= Fusako Kodama =

Japanese photographer

Fusako Kodama (児玉 房子, Kodama Fusako) is a Japanese photographer who has concentrated on people in cities as subjects.

==Life and career==
Kodama was born in Wakayama City (Wakayama Prefecture, Japan) in 1945. She graduated from Kuwasawa Design School in 1967. She then worked as a photographer for a company named Le Mars (ル・マルス).
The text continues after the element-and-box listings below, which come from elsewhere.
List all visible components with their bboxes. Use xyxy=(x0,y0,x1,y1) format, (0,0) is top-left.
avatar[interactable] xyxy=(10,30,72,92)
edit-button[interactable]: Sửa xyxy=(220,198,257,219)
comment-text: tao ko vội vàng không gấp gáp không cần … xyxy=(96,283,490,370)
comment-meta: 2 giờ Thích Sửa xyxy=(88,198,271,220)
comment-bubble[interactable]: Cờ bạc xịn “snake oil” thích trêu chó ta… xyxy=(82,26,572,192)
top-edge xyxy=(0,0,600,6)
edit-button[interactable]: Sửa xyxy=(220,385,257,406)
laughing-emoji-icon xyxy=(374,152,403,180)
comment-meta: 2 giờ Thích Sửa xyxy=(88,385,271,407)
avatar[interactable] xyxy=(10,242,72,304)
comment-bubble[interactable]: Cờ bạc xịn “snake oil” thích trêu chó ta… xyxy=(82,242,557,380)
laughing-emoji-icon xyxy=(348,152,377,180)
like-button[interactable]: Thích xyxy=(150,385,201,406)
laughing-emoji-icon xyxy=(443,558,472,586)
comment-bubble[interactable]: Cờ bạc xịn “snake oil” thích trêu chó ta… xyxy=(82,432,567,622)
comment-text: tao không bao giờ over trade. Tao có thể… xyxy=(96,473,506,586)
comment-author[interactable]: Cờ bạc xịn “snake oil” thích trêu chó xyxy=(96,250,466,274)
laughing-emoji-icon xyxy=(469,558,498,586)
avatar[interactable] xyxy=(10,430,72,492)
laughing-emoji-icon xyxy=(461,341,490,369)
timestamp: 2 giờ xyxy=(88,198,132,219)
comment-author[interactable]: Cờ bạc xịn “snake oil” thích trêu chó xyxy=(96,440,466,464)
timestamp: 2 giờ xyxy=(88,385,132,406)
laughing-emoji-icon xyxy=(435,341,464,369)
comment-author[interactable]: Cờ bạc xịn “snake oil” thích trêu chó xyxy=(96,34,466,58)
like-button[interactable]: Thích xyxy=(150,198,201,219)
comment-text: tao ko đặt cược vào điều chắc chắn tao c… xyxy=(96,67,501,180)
In 1990 Grafication, a PR magazine of Fuji Xerox, published a series of pieces by Kodama that were later collected into her first photobook, Criteria. With its depiction of nuclear power plants and other scenes of advanced technology, this book was widely noted as a remarkable document.
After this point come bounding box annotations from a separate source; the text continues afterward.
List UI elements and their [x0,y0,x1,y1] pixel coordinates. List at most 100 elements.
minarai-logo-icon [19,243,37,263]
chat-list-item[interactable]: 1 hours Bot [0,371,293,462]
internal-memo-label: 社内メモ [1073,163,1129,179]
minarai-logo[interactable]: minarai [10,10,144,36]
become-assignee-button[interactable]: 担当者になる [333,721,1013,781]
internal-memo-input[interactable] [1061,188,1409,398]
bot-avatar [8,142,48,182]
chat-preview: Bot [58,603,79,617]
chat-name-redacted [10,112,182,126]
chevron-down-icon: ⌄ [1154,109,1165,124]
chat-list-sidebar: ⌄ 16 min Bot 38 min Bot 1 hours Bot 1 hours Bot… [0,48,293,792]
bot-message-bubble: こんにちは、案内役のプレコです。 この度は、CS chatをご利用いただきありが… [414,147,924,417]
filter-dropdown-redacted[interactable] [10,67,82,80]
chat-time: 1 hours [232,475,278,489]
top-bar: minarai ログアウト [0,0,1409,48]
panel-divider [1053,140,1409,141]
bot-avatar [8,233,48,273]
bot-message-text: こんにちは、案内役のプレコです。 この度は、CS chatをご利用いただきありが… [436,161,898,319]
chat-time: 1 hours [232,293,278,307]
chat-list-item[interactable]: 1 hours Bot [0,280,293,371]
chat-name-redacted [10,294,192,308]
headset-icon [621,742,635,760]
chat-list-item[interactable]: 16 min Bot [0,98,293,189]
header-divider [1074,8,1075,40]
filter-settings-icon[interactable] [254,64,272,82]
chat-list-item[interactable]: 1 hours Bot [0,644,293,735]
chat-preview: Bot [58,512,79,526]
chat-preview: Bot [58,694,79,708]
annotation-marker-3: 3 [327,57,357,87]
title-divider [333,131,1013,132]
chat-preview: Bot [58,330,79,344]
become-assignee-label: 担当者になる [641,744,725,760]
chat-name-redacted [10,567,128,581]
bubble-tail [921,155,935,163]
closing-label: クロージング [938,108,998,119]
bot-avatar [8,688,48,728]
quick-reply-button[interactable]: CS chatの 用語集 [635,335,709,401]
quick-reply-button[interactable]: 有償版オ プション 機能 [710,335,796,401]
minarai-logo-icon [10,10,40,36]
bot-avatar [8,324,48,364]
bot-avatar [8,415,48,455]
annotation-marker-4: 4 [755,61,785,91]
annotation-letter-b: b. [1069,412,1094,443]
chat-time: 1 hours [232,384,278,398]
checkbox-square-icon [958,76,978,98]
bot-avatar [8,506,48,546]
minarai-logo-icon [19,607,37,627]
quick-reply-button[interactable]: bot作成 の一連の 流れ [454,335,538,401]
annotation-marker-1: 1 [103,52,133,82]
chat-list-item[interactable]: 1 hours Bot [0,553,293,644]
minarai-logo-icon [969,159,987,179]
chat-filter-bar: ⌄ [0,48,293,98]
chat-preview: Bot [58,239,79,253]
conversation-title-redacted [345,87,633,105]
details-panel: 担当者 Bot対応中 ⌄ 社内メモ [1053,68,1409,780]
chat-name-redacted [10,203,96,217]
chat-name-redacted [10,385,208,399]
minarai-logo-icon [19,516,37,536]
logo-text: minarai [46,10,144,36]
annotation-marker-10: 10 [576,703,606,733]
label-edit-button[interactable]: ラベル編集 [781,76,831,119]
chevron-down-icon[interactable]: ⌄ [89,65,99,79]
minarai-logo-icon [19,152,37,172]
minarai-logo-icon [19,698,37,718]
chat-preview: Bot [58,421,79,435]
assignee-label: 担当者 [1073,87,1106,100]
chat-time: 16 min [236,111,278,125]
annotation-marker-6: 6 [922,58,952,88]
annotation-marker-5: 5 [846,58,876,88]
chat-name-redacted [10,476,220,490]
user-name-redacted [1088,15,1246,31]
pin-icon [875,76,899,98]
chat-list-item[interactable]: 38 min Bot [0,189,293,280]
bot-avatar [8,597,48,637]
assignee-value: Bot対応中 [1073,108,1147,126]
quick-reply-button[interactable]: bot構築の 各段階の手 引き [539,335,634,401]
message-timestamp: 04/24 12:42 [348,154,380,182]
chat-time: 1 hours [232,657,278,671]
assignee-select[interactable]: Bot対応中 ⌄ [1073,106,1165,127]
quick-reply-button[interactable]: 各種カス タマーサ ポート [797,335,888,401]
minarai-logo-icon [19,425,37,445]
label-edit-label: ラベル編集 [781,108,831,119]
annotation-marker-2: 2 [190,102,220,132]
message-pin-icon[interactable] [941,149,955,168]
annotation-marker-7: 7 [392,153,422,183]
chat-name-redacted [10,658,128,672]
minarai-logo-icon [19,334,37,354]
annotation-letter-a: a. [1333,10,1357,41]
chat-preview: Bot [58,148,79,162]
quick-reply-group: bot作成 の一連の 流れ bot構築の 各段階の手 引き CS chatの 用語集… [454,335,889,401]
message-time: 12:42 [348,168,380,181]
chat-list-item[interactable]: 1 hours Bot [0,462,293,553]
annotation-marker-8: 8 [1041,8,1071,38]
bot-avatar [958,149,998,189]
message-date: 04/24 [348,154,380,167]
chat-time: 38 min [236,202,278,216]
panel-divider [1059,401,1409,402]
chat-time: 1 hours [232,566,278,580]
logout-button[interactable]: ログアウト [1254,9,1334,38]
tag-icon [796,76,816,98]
This was followed by depictions of street life in the metropolis, in the photobook Tokyo Kinetic and various exhibitions. In 1993, Kodama won the Annual Award of the Photographic Society of Japan. From April 1993 to March 1995, the magazine Asahi Camera ran a series by her, Tokyo Cruising.

==Exhibitions==

===Solo exhibitions===
- Kuraiteria (クライテリア) / Criteria.
- Tōkyō Kinetikku (東京キネティック). Ginza Nikon Salon, 1992.
- Tokyo Photographs
- Hanazakari no koro: Machi no hitobito (花ざかりの頃・街の人々)
- Tōkyō kōgai (東京郊外). Gallery Art Graph, 1997.
- Kibō no genzai 「希望」の現在). Osaka Nikon Salon, July 2007.

===Group exhibitions===
- 11-nin no Itaria, Nihon no shashinka-ten (11人のイタリア・日本の写真家展). Istituto Italiano di Cultura di Tokyo.
- About Big Cities. Neue Gesellschaft für Bildende Kunst (Berlin), 1993.
- Josei-shashinka no manazashi, 1945-1997 (女性写真家のまなざし 1945〜1997). Tokyo Metropolitan Museum of Photography, 1998.

==Collections==
The Tokyo Metropolitan Museum of Photography possesses twenty prints by Kodama of Tokyo and Tokyo Bay, dating from 1970 to 1977.

==Books by Kodama==
- Kuraiteria: Kodama Fusako shashinshū (クライテリア 児玉房子写真集) / Criteria. Tokyo: IPC, 1990. ISBN 4871988295. Color photographs, captions and text in both Japanese and English. Japan as a high-tech society. (Eleven of the photographs are of the Fukushima No. 2 nuclear power plant.)
- Sennen-go niwa: Tōkyō: Kodama Fusako shashinshū (千年後には・東京 児玉房子写真集) / Tokyo Kinetic. Tokyo: Gendai Shokan, 1992. ISBN 4768477194. Black and white views of Tokyo; text in Japanese only.

==Video==
Together with Miho Akioka, Miyako Ishiuchi, Yuri Nagahara, Hiroko Matsuo and Michiko Matsumoto, Kodama is interviewed within the video 6 works and 6 artists.